A spine tumor diagnosis is typically confirmed on an MRI scan of the spine. CT scans of the spine can, in some cases, provide important information about the extent of bone involvement.

How are spine tumors in children treated?

Spine tumors typically require surgery both to confirm a pathological diagnosis and to alleviate symptoms. If the spine is unstable, surgical instrumentation to stabilize the spine may be required. Depending upon the pathology of the tumor, additional treatments such as radiation therapy and/or chemotherapy may be required.  

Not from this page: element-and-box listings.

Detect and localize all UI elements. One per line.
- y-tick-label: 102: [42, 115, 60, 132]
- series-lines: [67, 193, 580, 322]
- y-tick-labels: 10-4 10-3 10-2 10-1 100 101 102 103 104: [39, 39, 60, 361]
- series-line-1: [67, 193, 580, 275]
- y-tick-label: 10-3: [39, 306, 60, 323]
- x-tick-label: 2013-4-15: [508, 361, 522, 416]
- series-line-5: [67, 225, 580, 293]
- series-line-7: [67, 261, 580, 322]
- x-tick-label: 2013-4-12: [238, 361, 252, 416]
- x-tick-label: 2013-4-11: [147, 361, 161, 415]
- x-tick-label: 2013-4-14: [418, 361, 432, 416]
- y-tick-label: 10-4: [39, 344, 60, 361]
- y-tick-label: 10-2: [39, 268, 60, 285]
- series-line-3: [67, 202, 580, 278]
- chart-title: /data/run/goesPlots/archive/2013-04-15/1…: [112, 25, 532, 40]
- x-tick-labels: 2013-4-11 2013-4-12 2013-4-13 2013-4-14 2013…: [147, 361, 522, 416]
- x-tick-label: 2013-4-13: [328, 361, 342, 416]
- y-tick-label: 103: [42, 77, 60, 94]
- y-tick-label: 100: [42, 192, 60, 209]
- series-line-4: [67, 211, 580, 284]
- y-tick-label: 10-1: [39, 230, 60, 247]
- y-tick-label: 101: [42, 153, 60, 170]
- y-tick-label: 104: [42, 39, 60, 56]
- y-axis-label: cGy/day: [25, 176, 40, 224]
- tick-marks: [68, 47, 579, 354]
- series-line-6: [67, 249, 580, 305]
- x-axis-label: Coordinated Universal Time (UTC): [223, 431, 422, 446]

The pediatric neurosurgery team at Children’s Memorial Hermann Hospital combines resources with the pediatric brain tumor program at The University of Texas MD Anderson Cancer Center to evaluate and treat children with spine tumors. Each patient is assessed initially by a hospital-affiliated pediatric neurosurgeon, after which cases are reviewed by a comprehensive, multidisciplinary team of affiliated pediatric neuro-oncologists, radiation oncologists and radiologists.

A variety of clinical trials are available to patients through the association of Children’s Memorial Hermann Hospital with The University of Texas MD Anderson Cancer Center.

What follow-up care is necessary?

Close follow-up is advised. After treatment, a follow-up plan is outlined by each child’s pediatric neurosurgeon.